First, we note that this case does not involve an attractive nuisance. The evidence suggests that the defendant repeatedly ran the child off his property, that he constructed a fence to keep the child from running across his yard, and that the defendant ran the child away immediately upon learning of the child’s presence on the property. Consequently, there is no permissible inference that, because defendant had an attractive nuisance, he is therefore liable for any injury to a child or others incurred as a result of the child’s attraction to defendant’s property.

Second, this case does not involve an instrumentality which is dangerous per se, or dangerous as used, since the cans in question were stacked, by plaintiff, against the shop 50 feet away from the fire. For the same reasons, the defendant did not fail to keep a safe place to work. Again, the plaintiffs own testimony was that all the paint cans had been picked up by him and either thrown away in the trash trailer or stacked up next *401to the door of defendant’s shop. We can find no failure to keep a clean and safe place to work when plaintiff was employed for the purpose of cleaning up and did in fact clean up prior to the accident. The result might be different if the facts indicated that paint cans lay in abandon on the ground in close proximity to the fire. Here, however, there is no evidence in the record that the defendant was or should have been aware of a dangerous condition on his property, and we note that the mere stacking of paint cans next to his shop 50 feet away from a purportedly watched fire 4 feet by 4 feet by 8 inches in size does not give rise to a “dangerous condition,” notwithstanding the fact that a child had from time to time been seen on the property.

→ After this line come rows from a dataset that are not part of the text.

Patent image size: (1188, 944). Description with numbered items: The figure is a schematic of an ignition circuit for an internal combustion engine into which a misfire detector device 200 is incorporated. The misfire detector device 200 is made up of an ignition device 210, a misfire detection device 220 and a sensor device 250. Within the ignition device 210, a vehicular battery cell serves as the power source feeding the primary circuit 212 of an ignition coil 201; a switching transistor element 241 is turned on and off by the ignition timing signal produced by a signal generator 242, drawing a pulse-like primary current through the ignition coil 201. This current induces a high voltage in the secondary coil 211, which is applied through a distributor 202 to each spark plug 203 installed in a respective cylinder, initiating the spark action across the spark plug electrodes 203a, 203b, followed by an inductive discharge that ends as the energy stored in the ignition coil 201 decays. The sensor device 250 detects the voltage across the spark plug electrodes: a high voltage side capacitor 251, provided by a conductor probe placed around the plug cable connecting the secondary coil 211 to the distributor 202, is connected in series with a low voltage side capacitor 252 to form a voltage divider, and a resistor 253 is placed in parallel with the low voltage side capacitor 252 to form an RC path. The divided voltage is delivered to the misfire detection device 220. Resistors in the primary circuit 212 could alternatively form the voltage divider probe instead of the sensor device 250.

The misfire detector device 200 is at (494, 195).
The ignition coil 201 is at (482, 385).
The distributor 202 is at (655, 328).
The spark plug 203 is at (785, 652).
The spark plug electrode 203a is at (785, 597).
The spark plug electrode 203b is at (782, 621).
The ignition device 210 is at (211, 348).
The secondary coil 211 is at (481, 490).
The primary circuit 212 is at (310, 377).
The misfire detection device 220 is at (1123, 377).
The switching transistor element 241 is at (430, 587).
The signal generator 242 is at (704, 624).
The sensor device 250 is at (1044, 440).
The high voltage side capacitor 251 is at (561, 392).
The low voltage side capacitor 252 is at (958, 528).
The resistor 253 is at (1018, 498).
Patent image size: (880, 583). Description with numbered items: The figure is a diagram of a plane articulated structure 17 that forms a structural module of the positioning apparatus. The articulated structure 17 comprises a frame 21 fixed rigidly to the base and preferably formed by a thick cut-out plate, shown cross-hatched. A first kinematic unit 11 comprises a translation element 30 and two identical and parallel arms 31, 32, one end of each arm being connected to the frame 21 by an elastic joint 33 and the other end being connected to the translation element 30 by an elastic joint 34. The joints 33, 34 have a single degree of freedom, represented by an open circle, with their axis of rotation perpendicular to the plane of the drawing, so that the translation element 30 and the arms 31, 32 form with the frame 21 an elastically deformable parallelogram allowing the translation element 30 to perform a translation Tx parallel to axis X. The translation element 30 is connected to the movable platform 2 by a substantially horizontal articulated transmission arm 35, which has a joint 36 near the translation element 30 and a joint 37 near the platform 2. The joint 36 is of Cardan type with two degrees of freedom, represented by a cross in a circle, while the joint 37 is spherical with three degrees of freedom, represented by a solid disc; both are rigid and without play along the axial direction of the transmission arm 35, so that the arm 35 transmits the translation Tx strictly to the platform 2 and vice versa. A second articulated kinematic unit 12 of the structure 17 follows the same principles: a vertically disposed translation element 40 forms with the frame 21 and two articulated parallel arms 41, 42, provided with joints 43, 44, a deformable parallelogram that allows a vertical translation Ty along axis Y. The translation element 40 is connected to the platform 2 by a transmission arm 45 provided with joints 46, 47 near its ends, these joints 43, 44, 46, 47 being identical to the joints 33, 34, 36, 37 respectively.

Third, it is the general rule that one has no duty toward another who has or should have equal knowledge of the dangerous condition. Matthieu v. Gas Co., 269 N.C. 212, 152 S.E. 2d 336 (1967). It was plaintiffs duty to watch the fire. Plaintiff, being outside and only 15 feet away from the fire, as compared with the fact that defendant was at least 50 feet away from the fire and inside a house, should have seen the child, or, at least after the defendant yelled at the child, should have known of the presence of the child or that the fire might have been disturbed in some way.

The employer does not ipso facto serve as the insurer for all injuries which may occur to an employee during the course of the employment relationship. Assuming the Workers’ Compensation Act does not apply, negligence is a prerequisite for the employer’s liability, and negligence cannot be presumed from the mere fact that there has been an accident or injury. King v. Bonardi, 267 N.C. 221, 227, 148 S.E. 2d 32 (1966); Crisp v. Medlin, 264 N.C. 314, 141 S.E. 2d 609 (1965).

We have diligently researched the North Carolina case law and have not found a case which is apposite on its facts. Nonetheless, we hold that the general principles of the law of negligence still apply, that, despite plaintiff’s hardship, the record presents insufficient evidence to go to the jury on the question of negligence and that the trial court erred in denying defendant’s motion for a directed verdict.

*402Reversed.

Chief Judge Morris and Judge Erwin concur.